Tyger! Tyger! burning bright
In the forests of the night,
What immortal hand or eye
Could frame thy fearful symmetry?
In what distant deeps or skies
Burnt the fire of thine eyes?
On what wings dare he aspire?
What the hand, dare sieze the fire?
And what shoulder, & what art,
Could twist the sinews of thy heart?
And when thy heart began to beat,
What dread hand? & what dread feet?
What the hammer? what the chain?
In what furnace was thy brain?
What the anvil? what dread grasp
Dare its deadly terrors clasp?
When the stars threw down their spears,
And water'd heaven with their tears,
Did he smile his work to see?
Did he who made the Lamb make thee?
Tyger! Tyger! burning bright
In the forests of the night,
What immortal hand or eye
Dare frame thy fearful symmetry?
I don't remember when I first read this poem, although I must have been around 17, the summer before senior year of highschool. I took AP English with Mrs.
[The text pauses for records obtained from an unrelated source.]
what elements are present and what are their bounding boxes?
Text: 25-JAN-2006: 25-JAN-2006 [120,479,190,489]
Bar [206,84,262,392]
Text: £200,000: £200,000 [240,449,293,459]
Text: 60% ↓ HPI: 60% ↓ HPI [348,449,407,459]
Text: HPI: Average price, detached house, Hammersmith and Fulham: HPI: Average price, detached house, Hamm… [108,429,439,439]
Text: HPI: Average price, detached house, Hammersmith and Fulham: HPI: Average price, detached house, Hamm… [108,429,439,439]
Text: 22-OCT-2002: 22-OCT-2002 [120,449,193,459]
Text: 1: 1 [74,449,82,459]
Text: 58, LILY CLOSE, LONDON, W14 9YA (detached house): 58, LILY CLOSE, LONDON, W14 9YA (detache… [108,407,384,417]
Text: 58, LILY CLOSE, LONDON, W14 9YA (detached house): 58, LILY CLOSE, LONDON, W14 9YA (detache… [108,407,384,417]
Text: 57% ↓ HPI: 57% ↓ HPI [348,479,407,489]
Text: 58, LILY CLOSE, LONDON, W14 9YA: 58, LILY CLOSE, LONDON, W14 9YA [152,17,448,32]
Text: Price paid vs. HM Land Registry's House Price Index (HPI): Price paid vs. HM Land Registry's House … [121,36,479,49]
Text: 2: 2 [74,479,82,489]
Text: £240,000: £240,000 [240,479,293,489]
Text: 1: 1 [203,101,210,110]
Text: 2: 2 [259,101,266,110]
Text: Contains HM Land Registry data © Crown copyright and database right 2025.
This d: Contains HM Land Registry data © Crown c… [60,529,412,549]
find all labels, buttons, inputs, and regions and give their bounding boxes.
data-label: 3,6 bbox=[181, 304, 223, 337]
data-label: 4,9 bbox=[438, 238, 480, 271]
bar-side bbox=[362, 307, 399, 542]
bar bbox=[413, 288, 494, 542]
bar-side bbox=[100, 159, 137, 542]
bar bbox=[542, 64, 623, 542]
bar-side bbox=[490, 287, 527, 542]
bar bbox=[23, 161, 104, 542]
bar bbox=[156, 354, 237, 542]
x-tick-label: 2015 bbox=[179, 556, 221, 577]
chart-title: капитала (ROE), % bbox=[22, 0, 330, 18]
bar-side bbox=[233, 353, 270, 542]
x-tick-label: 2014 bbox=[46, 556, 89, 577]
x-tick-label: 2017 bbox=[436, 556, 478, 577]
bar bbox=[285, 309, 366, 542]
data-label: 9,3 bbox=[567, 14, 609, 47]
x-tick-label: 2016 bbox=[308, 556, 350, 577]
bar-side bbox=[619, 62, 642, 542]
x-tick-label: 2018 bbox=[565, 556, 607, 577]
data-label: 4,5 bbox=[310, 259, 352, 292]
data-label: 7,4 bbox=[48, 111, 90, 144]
Taylor (whom I adored!) and she told us all that we had to pick several poems and memorzie them. No other disclaimers, no suggestions, just pick them and know them. (I can not, for the life of me, remember the other poems, but this one stuck, probably because I loved it before I started memorizing it.) We studied it later on that semester, and I remember thinking that it was amazing, that someone could write about the Industrial Revolution like this:
What the hammer? what the chain?
In what furnace was thy brain?
What the anvil? what dread grasp
Dare its deadly terrors clasp?
I don't think I ever would have figured that out on my own, but then, I wasn't much for reading in to poetry then (nor am I now). If I read the poem and I liked the words, or the way it sounded, then that was fine for me (and still is). I really can't remember more than the first stanza of this poem, as that was always my favorite, but I think Mrs. Taylor would forgive me.
(Mrs. Taylor, if you ever read this, please forgive me. I know you said we had to memorize them and remember them, but, clearly, I've failed. I still have my copy of "Brideshead Revisted" that you gave me though.)